In August 2011, in Ulan-Ude, Russia, Kim Jong-il and Dmitry Medvedev launched two large projects: a gas pipeline joining Russia and South Korea via the DPRK and the refurbishment of the railroad track between the Russian border and the Rason Special Economic Zone, in North Korea, so as to, one day, be able to join the railroad networks of the North and the South with the trans-Siberian. Such a link would reduce the merchandise delivery time by half between the peninsula and Europe via the Suez Canal.

Because of Seoul’s reluctance, the gas pipeline project was put on hold. But the refurbishment of 54 kilometers of railroad was completed in September 2013 that will allow Russia to use Rason, an ice-free port in winter, as a container terminal in order to relieve the congested Vladivostok terminal.

Risks of patience

The cooperation between the two countries has been reinforced in recent months: in April, Russia cancelled 90% of the North Korean debt ($10.9 billion) which had accumulated during the Soviet era; and the two countries decided to use rubles for their bilateral exchanges, allowing the DPRK to reduce its dependency on the dollar. The exchanges between North Korea and Russia, for now quite low ($100 million in 2013), could reach $1 billion by 2020.

In 2013, Russian petrol exports to the DPRK have increased by 58.5% compared to the previous year, for a total of $36 million. Moscow plans to renovate half of the North Korean railroad network (7,000 kilometers) in exchange for access to its mining resources.
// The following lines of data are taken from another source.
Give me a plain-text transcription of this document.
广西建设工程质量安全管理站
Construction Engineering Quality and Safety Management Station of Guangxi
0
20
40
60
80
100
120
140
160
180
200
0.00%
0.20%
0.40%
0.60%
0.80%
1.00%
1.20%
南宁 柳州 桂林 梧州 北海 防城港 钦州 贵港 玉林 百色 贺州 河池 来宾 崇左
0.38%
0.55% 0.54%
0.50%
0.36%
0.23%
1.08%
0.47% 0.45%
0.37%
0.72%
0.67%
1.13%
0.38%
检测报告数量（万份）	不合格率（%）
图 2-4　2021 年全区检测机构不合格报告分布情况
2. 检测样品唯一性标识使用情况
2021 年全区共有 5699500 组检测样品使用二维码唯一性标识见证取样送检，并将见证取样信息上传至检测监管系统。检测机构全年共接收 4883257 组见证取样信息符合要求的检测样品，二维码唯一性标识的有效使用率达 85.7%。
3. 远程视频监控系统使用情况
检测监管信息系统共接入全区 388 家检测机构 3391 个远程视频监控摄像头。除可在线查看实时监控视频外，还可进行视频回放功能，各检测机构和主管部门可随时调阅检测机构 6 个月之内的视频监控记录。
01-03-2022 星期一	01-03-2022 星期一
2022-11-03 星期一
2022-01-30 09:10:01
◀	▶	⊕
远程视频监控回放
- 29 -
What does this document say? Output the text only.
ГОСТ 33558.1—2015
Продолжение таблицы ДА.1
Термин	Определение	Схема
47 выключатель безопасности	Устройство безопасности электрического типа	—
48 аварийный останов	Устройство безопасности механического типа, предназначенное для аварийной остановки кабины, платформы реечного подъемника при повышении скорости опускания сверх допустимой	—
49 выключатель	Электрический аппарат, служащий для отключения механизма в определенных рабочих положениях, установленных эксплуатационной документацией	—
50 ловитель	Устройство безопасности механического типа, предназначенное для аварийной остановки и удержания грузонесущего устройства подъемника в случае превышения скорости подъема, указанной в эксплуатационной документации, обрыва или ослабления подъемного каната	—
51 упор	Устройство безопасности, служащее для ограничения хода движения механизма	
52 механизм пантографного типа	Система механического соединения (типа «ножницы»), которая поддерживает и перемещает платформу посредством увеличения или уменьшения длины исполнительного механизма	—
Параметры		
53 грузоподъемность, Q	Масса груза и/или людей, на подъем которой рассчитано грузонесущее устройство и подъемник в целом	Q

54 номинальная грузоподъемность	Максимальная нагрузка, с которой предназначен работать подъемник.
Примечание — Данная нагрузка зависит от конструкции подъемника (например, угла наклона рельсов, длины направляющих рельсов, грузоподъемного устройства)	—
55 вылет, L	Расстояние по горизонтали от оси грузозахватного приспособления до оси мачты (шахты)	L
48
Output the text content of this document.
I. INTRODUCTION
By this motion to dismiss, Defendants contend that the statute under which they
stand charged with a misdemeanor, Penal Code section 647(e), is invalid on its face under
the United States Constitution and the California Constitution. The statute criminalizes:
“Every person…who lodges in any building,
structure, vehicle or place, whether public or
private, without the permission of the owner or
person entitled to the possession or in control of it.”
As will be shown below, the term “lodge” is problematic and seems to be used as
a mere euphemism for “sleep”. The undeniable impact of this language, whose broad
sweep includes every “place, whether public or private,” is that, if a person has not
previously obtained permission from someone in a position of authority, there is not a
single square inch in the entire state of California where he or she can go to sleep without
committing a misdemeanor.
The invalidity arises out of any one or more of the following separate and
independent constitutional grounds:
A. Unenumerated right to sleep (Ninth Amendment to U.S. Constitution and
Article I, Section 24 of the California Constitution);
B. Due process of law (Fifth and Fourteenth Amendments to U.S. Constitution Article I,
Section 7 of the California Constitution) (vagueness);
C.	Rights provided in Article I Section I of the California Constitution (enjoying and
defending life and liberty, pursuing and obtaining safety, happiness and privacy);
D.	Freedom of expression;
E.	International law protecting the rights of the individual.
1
The Russians, who have experience working with the North Koreans dating back to the Soviet era, are aware of the difficulties of such a cooperation. Still, they see major potential to be well-placed to reap the benefits before Pyongyang opens up to other countries (South Korea, the U.S., Japan, the EU), notes Alexander Vorontsov, of the Moscow University, on 38 North.

For Andreï Lankov, of Kookmin University in Seoul, Russia has neither the desire nor the means to replace China as the singular mentor of the DPRK. But this rapprochement nevertheless introduces a new fluidity in a diplomatic game that has largely been at a stalemate since the U.S. began to pursue what some call a “patience strategy” with North Korea of wait and see.

Now, eyes from Beijing to Washington to the Korean peninsula will also increasingly be on Moscow.